Chagall’s Cows
When our son was a toddler many friends began fleeing Manhattan. They couldn’t imagine raising a child amid all the dirt and crime.
“But think of the culture!”, I’d say.
Noah at 5, wide-eyed at the Met’s Arm & Armor exhibit. And making Purim masks at the Jewish Museum, and model dinosaurs at the Natural History. And reading the night sky at the Planetarium, and delighting when Red Grooms took over the Whitney.
But my sweetest memory of Noah’s museum-going childhood was at a Chagall exhibit at the Guggenheim when he looked up from his stroller to ask incredulously, “Another cow who’s flying?”
RetroFlash / 100 Words
– Dana Susan Lehrman
This retired librarian loves big city bustle and cozy country weekends, friends and family, good books and theatre, movies and jazz, travel, tennis, Yankee baseball, and writing about life as she sees it on her blog World Thru Brown Eyes!
www.WorldThruBrownEyes.com
Priceless!!
Thanx! i think by now my son is tired of hearing this story … but we did instill in the kid a love of museum-going!
This is so beautiful, Dana. You captured a child’s perspective of the world in just 100 words. Brava!
Thanx Laurie, spoken like a wise nursery school educator!
Great RetroFlash, Dana! I love Chagall, and I love this story! Sorry if Noah is tired of it – I’m glad you shared it with us!
Thanx Suzy!
Delightful story, Dana and I agree, raising a child in the city offers invaluable opportunities for museum-going and introduction to culture.
Thanx Betsy!
What a sweet story, and there is nothing but truth in a child’s reaction.
Yes, and wasn’t it a child who told the emperor he had no clothes!
This is perfect, Dana. And reminds us of the beauty of a child’s mind, uncluttered by lofty and pretentious judgments. Or, as Groucho once more coarsely put it, “Sometimes a cigar is just a cigar.”
Thanx John!
And in replying to Betsy, I was reminded that it was also a child who saw the emperor had no clothes!

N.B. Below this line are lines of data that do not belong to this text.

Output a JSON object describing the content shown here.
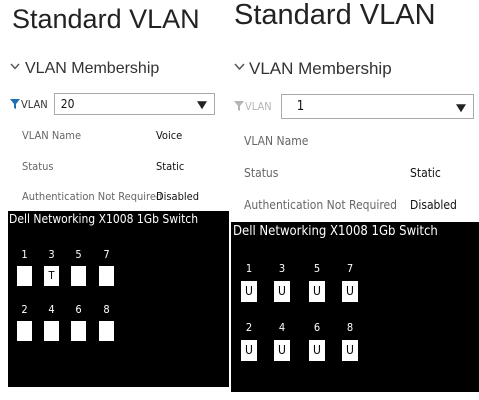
{
  "panels": [
    {
      "title": "Standard VLAN",
      "section": "VLAN Membership",
      "vlan_label": "VLAN",
      "vlan_selected": "20",
      "fields": [
        {
          "label": "VLAN Name",
          "value": "Voice"
        },
        {
          "label": "Status",
          "value": "Static"
        },
        {
          "label": "Authentication Not Required",
          "value": "Disabled"
        }
      ],
      "switch_name": "Dell Networking X1008 1Gb Switch",
      "ports": [
        {
          "num": "1",
          "state": ""
        },
        {
          "num": "3",
          "state": "T"
        },
        {
          "num": "5",
          "state": ""
        },
        {
          "num": "7",
          "state": ""
        },
        {
          "num": "2",
          "state": ""
        },
        {
          "num": "4",
          "state": ""
        },
        {
          "num": "6",
          "state": ""
        },
        {
          "num": "8",
          "state": ""
        }
      ]
    },
    {
      "title": "Standard VLAN",
      "section": "VLAN Membership",
      "vlan_label": "VLAN",
      "vlan_selected": "1",
      "fields": [
        {
          "label": "VLAN Name",
          "value": ""
        },
        {
          "label": "Status",
          "value": "Static"
        },
        {
          "label": "Authentication Not Required",
          "value": "Disabled"
        }
      ],
      "switch_name": "Dell Networking X1008 1Gb Switch",
      "ports": [
        {
          "num": "1",
          "state": "U"
        },
        {
          "num": "3",
          "state": "U"
        },
        {
          "num": "5",
          "state": "U"
        },
        {
          "num": "7",
          "state": "U"
        },
        {
          "num": "2",
          "state": "U"
        },
        {
          "num": "4",
          "state": "U"
        },
        {
          "num": "6",
          "state": "U"
        },
        {
          "num": "8",
          "state": "U"
        }
      ]
    }
  ],
  "colors": {
    "filter_active": "#1f6fb5",
    "filter_disabled": "#b5b5b5",
    "switch_bg": "#000000"
  },
  "icons": {
    "section_toggle": "chevron-down-icon",
    "vlan_filter": "filter-icon",
    "dropdown": "caret-down-icon"
  }
}
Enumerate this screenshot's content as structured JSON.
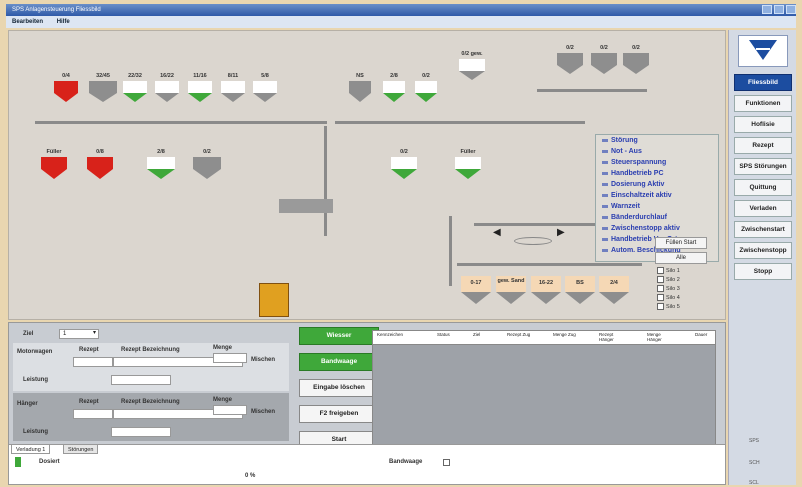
{
  "window": {
    "title": "SPS Anlagensteuerung Fliessbild"
  },
  "menu": [
    "Bearbeiten",
    "Hilfe"
  ],
  "top_silos": [
    "0/4",
    "32/45",
    "22/32",
    "16/22",
    "11/16",
    "8/11",
    "5/8"
  ],
  "top_right_silos": [
    "NS",
    "2/8",
    "0/2"
  ],
  "top_right_far_silos": [
    "0/2 gew.",
    "0/2",
    "0/2",
    "0/2"
  ],
  "mid_silos": [
    "Füller",
    "0/8",
    "2/8",
    "0/2",
    "0/2",
    "Füller"
  ],
  "bottom_silos": [
    "0-17",
    "gew. Sand",
    "16-22",
    "BS",
    "2/4"
  ],
  "legend": [
    "Störung",
    "Not - Aus",
    "Steuerspannung",
    "Handbetrieb PC",
    "Dosierung Aktiv",
    "Einschaltzeit aktiv",
    "Warnzeit",
    "Bänderdurchlauf",
    "Zwischenstopp aktiv",
    "Handbetrieb Vor Ort",
    "Autom. Beschickung"
  ],
  "fill_panel": {
    "start": "Füllen Start",
    "all": "Alle",
    "silos": [
      "Silo 1",
      "Silo 2",
      "Silo 3",
      "Silo 4",
      "Silo 5"
    ]
  },
  "sidebar": {
    "buttons": [
      "Fliessbild",
      "Funktionen",
      "Hoflisie",
      "Rezept",
      "SPS Störungen",
      "Quittung",
      "Verladen",
      "Zwischenstart",
      "Zwischenstopp",
      "Stopp"
    ],
    "active": "Fliessbild",
    "status_labels": [
      "SPS",
      "SCH",
      "SCL"
    ]
  },
  "bottom": {
    "ziel_label": "Ziel",
    "ziel_value": "1",
    "motorwagen_label": "Motorwagen",
    "rezept_label": "Rezept",
    "rezept_bez_label": "Rezept Bezeichnung",
    "menge_label": "Menge",
    "mischen_label": "Mischen",
    "leistung_label": "Leistung",
    "haenger_label": "Hänger",
    "buttons": [
      "Wiesser",
      "Bandwaage",
      "Eingabe löschen",
      "F2 freigeben",
      "Start"
    ],
    "grid_headers": [
      "Kennzeichen",
      "Status",
      "Ziel",
      "Rezept Zug",
      "Menge Zug",
      "Rezept Hänger",
      "Menge Hänger",
      "Dauer"
    ],
    "tabs": [
      "Verladung 1",
      "Störungen"
    ],
    "dosiert_label": "Dosiert",
    "bandwaage_label": "Bandwaage",
    "progress_text": "0 %"
  },
  "colors": {
    "accent": "#1c4da0",
    "alarm": "#d8221a",
    "ok": "#3fa83a"
  }
}
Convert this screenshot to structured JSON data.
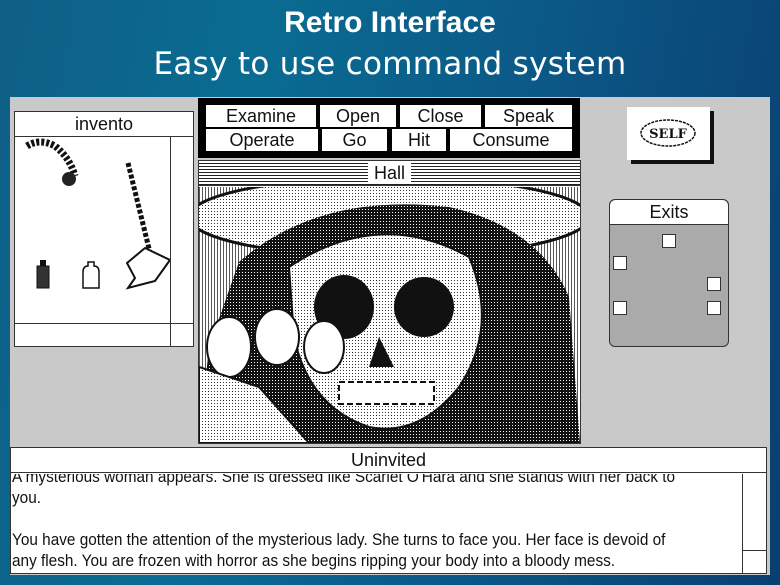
{
  "slide": {
    "title": "Retro Interface",
    "subtitle": "Easy to use command system"
  },
  "inventory": {
    "title": "invento",
    "items": [
      "rope-icon",
      "axe-icon",
      "bottle-icon",
      "jar-icon"
    ]
  },
  "commands": [
    {
      "label": "Examine"
    },
    {
      "label": "Open"
    },
    {
      "label": "Close"
    },
    {
      "label": "Speak"
    },
    {
      "label": "Operate"
    },
    {
      "label": "Go"
    },
    {
      "label": "Hit"
    },
    {
      "label": "Consume"
    }
  ],
  "scene": {
    "title": "Hall"
  },
  "self_button": {
    "label": "SELF"
  },
  "exits": {
    "title": "Exits"
  },
  "message": {
    "title": "Uninvited",
    "paragraphs": [
      "A mysterious woman appears. She is dressed like Scarlet O'Hara and she stands with her back to you.",
      "You have gotten the attention of the mysterious lady. She turns to face you. Her face is devoid of any flesh. You are frozen with horror as she begins ripping your body into a bloody mess."
    ]
  }
}
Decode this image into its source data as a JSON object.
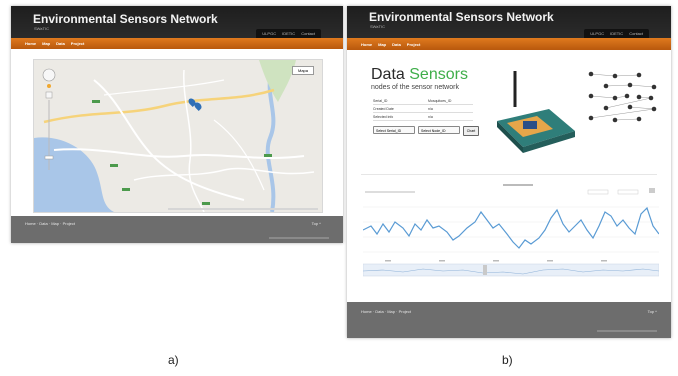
{
  "panel_a": {
    "site_title": "Environmental Sensors Network",
    "site_subtitle": "SWaTIC",
    "top_links": [
      "ULPGC",
      "IDETIC",
      "Contact"
    ],
    "nav": [
      "Home",
      "Map",
      "Data",
      "Project"
    ],
    "map_type_button": "Mapa",
    "footer_links": "Home · Data · Map · Project",
    "footer_top": "Top ^"
  },
  "panel_b": {
    "site_title": "Environmental Sensors Network",
    "site_subtitle": "SWaTIC",
    "top_links": [
      "ULPGC",
      "IDETIC",
      "Contact"
    ],
    "nav": [
      "Home",
      "Map",
      "Data",
      "Project"
    ],
    "data_heading_1": "Data",
    "data_heading_2": "Sensors",
    "data_subheading": "nodes of the sensor network",
    "info_rows": [
      {
        "label": "Serial_ID",
        "value": "Mosquitoes_ID"
      },
      {
        "label": "Created Date",
        "value": "n/a"
      },
      {
        "label": "Selected info",
        "value": "n/a"
      }
    ],
    "select_serial": "Select Serial_ID",
    "select_node": "Select Node_ID",
    "chart_button": "Chart",
    "footer_links": "Home · Data · Map · Project",
    "footer_top": "Top ^"
  },
  "captions": [
    "a)",
    "b)"
  ],
  "colors": {
    "nav": "#d06a16",
    "header": "#232323",
    "green": "#4caf50",
    "line": "#5a9bd4"
  }
}
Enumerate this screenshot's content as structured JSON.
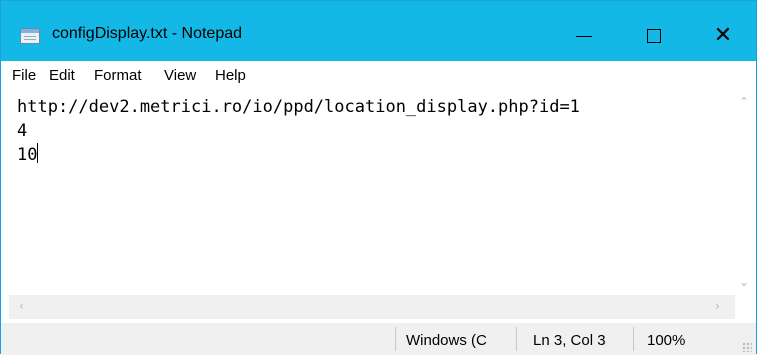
{
  "window": {
    "title": "configDisplay.txt - Notepad",
    "accent": "#13b8e6",
    "controls": {
      "minimize": "—",
      "maximize": "☐",
      "close": "✕"
    }
  },
  "menu": [
    "File",
    "Edit",
    "Format",
    "View",
    "Help"
  ],
  "editor": {
    "lines": [
      "http://dev2.metrici.ro/io/ppd/location_display.php?id=1",
      "4",
      "10"
    ]
  },
  "scrollbars": {
    "up_icon": "chevron-up-icon",
    "down_icon": "chevron-down-icon",
    "left_icon": "chevron-left-icon",
    "right_icon": "chevron-right-icon"
  },
  "statusbar": {
    "encoding": "Windows (C",
    "position": "Ln 3, Col 3",
    "zoom": "100%"
  }
}
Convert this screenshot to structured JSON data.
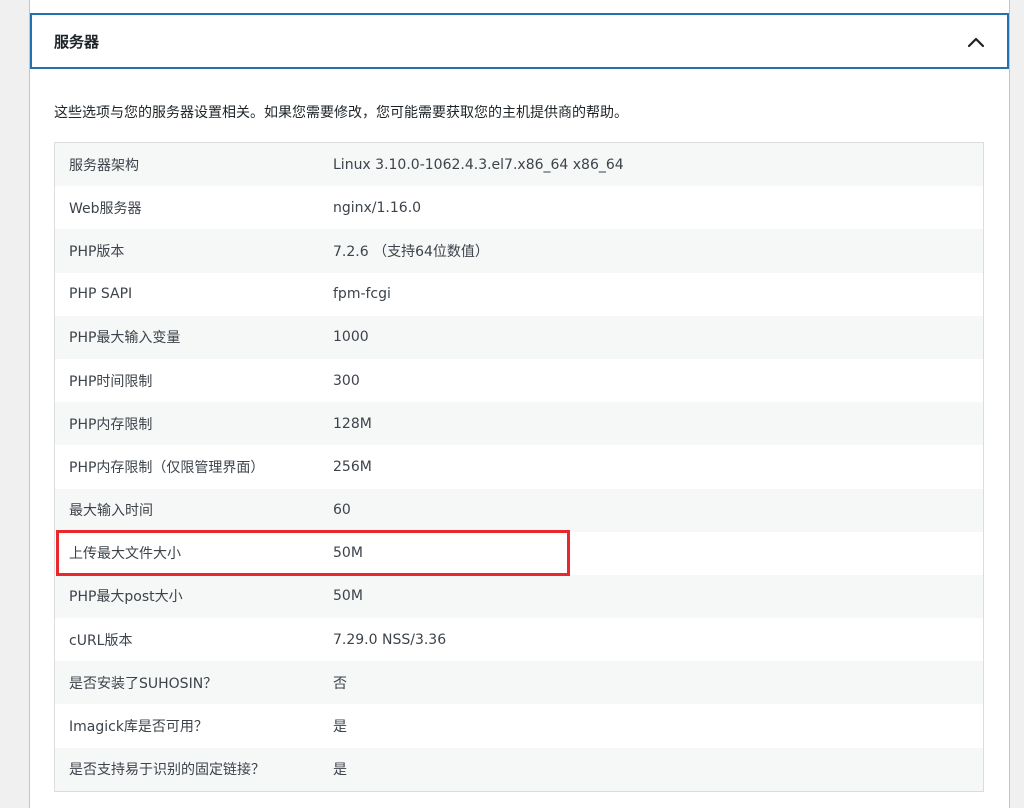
{
  "section": {
    "title": "服务器",
    "toggle_icon": "chevron-up-icon",
    "description": "这些选项与您的服务器设置相关。如果您需要修改，您可能需要获取您的主机提供商的帮助。"
  },
  "rows": [
    {
      "label": "服务器架构",
      "value": "Linux 3.10.0-1062.4.3.el7.x86_64 x86_64"
    },
    {
      "label": "Web服务器",
      "value": "nginx/1.16.0"
    },
    {
      "label": "PHP版本",
      "value": "7.2.6 （支持64位数值）"
    },
    {
      "label": "PHP SAPI",
      "value": "fpm-fcgi"
    },
    {
      "label": "PHP最大输入变量",
      "value": "1000"
    },
    {
      "label": "PHP时间限制",
      "value": "300"
    },
    {
      "label": "PHP内存限制",
      "value": "128M"
    },
    {
      "label": "PHP内存限制（仅限管理界面）",
      "value": "256M"
    },
    {
      "label": "最大输入时间",
      "value": "60"
    },
    {
      "label": "上传最大文件大小",
      "value": "50M"
    },
    {
      "label": "PHP最大post大小",
      "value": "50M"
    },
    {
      "label": "cURL版本",
      "value": "7.29.0 NSS/3.36"
    },
    {
      "label": "是否安装了SUHOSIN？",
      "value": "否"
    },
    {
      "label": "Imagick库是否可用？",
      "value": "是"
    },
    {
      "label": "是否支持易于识别的固定链接？",
      "value": "是"
    }
  ],
  "colors": {
    "accent": "#2271b1",
    "highlight": "#e8282d"
  }
}
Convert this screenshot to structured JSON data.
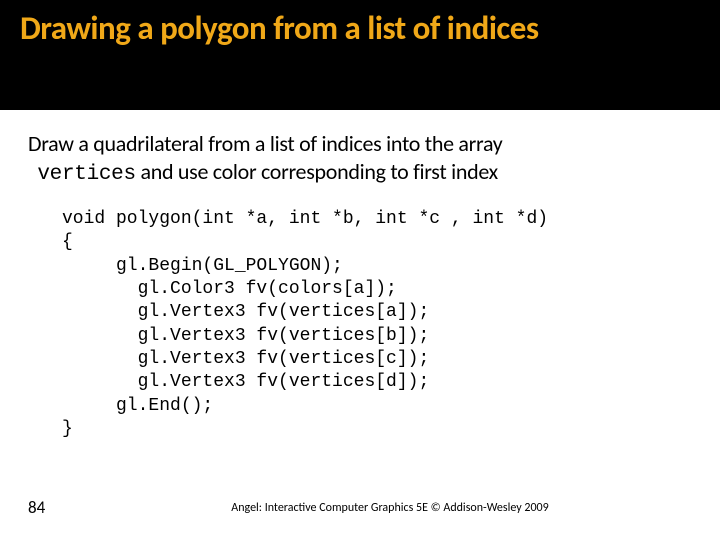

My wife began raising her first two (my adult stepchildren) in New York City and still raves about how wonderful it was. She will be pleased to see this paean to urban child-rearing. You packed a lot of imagery into a few words and the punchline is a keeper, even if its protagonist would like it to be released for good.
Thanx Dale, glad your wife and I agree raising kids in Gotham has it’s upside!
He’s not wrong! Thanks for the laugh!
Yep, like the kid in the Emperor’s New Clothes!